Whenever it is, it’s too soon. Whenever we give up dress up. Whenever the Magic Kingdom isn’t so magic anymore. Whenever we don’t think we’re kids anymore, it’s too soon. As a father, one of the things I protect most jealously is my kids wonder at what the world holds. The longer they believe what I no longer believe, the better their little lives will remain. It’s a shame that wonder ever goes away at all. But I believe it will be the same wonder we feel when we begin our eternal lives as God’s children.


iTexas Tour: Riverwalk

The Riverwalk in San Antonio is more a tourist trap and restaurant row these days than anything else. Tour boats and colored umbrellas and thousands of people with their eyes on everything buts what’s in front of them. I think that all sounds too negative. I love the Riverwalk. I love the cobbled walkways and stone foot bridges. There are even a couple of places I like the Mexican food. But to me it is an older place with steel bridges spanning the river and old hotels from the art deco ’30s. That’s what I see, anyway. That’s what I take pictures of. Anybody can take a picture of a girl in a bikini top drinking a 3-foot tall frozen margarita, but that’s just what the place has become. Not what it is.


Mother & Daughter

Our Texas tours are all about history – creating our family’s personal history, that is. One of the most beautiful parts of that history is watching my wife and our daughter. It is a relationship I will never fully know. I see it in it’s maturity between my wife and her mother. I see it growing between my daughter and her mother. They don’t always get along. They don’t even mostly get along. But that give and take is changing them both. Showing us all a kind of love that is rooted deeply in their souls.


iTexas Tour: Mission Details

Beautiful, hand-crafted, bridging worlds. The details of these places of worship and war on the San Antonio Mission Trail reveal the life and aspirations of those that lived there. The simple carpentry of the communion table, the color and intricacy of a plaster wall, a Virgin that speaks to the native tribes. From across the seas these explorers brought their world with them and adapted it to their new world. It is a testament to the human spirit.

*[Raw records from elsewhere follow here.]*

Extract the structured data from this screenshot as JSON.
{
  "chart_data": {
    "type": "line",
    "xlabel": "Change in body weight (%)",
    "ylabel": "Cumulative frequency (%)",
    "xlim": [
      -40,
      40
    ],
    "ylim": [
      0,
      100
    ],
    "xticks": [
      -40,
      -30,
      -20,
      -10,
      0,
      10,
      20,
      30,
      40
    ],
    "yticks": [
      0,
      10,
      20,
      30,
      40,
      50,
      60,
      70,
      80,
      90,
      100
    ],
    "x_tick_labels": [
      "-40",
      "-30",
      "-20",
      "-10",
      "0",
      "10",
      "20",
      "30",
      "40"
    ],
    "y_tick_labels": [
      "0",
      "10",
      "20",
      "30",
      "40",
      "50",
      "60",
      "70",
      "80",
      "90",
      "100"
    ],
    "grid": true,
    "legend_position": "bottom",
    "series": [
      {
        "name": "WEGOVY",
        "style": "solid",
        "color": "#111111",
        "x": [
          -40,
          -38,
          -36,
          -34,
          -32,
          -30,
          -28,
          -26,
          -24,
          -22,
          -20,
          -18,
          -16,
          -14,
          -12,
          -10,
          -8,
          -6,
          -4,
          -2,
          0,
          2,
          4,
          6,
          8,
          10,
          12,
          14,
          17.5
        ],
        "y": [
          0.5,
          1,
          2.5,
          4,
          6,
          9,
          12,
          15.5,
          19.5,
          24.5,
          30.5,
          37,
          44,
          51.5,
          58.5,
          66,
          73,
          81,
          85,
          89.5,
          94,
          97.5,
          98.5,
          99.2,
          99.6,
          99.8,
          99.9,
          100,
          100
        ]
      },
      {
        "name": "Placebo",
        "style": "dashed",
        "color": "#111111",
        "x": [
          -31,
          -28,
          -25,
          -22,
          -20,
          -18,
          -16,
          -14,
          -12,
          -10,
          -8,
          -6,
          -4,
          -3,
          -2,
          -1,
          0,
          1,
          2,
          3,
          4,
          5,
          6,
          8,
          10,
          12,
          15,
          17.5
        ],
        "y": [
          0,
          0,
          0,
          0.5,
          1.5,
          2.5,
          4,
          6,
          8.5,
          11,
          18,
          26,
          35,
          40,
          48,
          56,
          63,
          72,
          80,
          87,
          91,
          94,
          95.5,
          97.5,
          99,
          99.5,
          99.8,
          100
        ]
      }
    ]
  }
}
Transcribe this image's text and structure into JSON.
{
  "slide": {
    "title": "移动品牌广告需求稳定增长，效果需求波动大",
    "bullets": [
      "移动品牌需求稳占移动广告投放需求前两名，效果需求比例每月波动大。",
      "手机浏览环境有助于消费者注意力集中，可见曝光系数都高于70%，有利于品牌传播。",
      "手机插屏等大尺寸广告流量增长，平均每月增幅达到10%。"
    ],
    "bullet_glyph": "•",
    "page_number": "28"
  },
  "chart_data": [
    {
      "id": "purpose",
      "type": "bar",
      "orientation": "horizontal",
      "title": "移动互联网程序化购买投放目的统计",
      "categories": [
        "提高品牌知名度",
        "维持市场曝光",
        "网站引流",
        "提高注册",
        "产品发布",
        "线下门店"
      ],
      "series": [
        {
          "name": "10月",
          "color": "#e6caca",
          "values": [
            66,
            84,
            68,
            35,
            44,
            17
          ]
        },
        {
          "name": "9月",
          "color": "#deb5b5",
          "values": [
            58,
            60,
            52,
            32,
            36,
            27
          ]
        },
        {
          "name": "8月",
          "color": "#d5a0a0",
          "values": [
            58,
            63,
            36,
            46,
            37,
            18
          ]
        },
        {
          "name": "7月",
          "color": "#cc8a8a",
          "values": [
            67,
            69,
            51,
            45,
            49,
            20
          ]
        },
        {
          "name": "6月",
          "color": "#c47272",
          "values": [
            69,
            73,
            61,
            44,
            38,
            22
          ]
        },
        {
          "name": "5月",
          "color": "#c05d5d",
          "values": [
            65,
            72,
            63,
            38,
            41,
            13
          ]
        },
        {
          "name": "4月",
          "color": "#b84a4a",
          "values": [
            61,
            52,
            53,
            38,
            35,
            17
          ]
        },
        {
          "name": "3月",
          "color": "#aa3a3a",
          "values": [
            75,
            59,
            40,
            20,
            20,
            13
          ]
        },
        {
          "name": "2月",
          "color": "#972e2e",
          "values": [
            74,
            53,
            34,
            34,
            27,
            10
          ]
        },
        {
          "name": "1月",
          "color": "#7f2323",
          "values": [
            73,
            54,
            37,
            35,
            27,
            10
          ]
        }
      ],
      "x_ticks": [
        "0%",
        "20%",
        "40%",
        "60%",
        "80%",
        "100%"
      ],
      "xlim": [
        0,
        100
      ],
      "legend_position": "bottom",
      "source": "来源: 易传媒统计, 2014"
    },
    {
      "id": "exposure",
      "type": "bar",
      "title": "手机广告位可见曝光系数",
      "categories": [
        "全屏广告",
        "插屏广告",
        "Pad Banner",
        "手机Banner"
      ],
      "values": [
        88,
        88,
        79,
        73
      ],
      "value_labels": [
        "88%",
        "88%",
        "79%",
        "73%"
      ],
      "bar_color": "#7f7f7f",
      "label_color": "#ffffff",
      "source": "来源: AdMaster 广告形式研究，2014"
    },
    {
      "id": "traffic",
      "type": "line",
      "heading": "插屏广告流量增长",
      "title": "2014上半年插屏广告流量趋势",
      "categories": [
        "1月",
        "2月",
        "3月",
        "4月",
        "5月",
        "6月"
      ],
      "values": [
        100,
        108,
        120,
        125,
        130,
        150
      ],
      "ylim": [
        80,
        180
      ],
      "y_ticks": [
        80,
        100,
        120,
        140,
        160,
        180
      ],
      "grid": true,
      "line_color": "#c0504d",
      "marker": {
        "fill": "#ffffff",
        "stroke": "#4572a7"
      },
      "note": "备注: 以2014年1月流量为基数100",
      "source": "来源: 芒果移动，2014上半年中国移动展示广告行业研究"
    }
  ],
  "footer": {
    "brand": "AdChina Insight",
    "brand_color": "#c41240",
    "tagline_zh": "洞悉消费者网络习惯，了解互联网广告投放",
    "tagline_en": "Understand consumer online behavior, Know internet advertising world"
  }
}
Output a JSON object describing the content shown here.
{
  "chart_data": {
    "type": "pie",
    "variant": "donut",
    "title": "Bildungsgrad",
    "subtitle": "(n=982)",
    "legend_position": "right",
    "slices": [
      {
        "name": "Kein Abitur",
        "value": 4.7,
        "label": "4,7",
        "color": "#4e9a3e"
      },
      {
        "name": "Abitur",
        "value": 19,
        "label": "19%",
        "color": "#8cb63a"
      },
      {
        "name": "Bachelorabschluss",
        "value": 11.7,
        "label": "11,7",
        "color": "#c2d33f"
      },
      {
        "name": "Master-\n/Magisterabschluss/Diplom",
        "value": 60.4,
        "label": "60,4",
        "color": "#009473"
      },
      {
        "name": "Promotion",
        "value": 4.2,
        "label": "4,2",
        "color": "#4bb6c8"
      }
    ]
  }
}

iTexas Tour: Mission Windows

We’re back on the San Antonio Mission Trail, piecing together the convergence of Christ and conquest these beautiful, ruined churches represent. Most of them are still working parish churches with a resident priest. In fact, there was a christening at the Espada mission when we came to see it. But these missions were not all about the things of God, as their soaring spires and intricate carvings might suggest. These were also forts with military garrisons on the frontier of what was then a new world. Just look at the windows. Always shuttered. Sometimes barred. Many mere holes in the stone walls, more for pointing a rifle out than letting light in. Such is the conflict of our souls – at war with the world, seeking a place of peace.


iTexas Tour: Mission Doors

There are a group of Spanish missions, including the Alamo, from the late 17th and early 18th centuries that run along an old trade route, south from San Antonio. I remembered them from a field trip I took when I was a boy, colored with adventure the way so many childhood memories are. And still they speak a tale of adventure, these monuments to religion and fortresses of war. I did not notice the city that had grown up around them or their sometimes desolate condition. I chose instead to see the Spanish friars and Spanish soldiers sequestered there. The great oaken doors and shuttered windows and great stone battlements and soaring cathedrals. And ultimately the great commission they represent, in what was (and still is) a real and dangerous world.


Becoming an Airman

My nephew, Airman Jonathan Womack, graduated from boot camp at Lackland AFB in San Antonio on May 6, 2011. He was one of 722 on that day, and they graduate that many every week – over 39,000 in a year. I told him in a letter I wrote him while he was in boot camp, “he may not realize it yet, but he is becoming the kind of man that other men honor.” Even my seven year old son thought that wasn’t such a bad thing.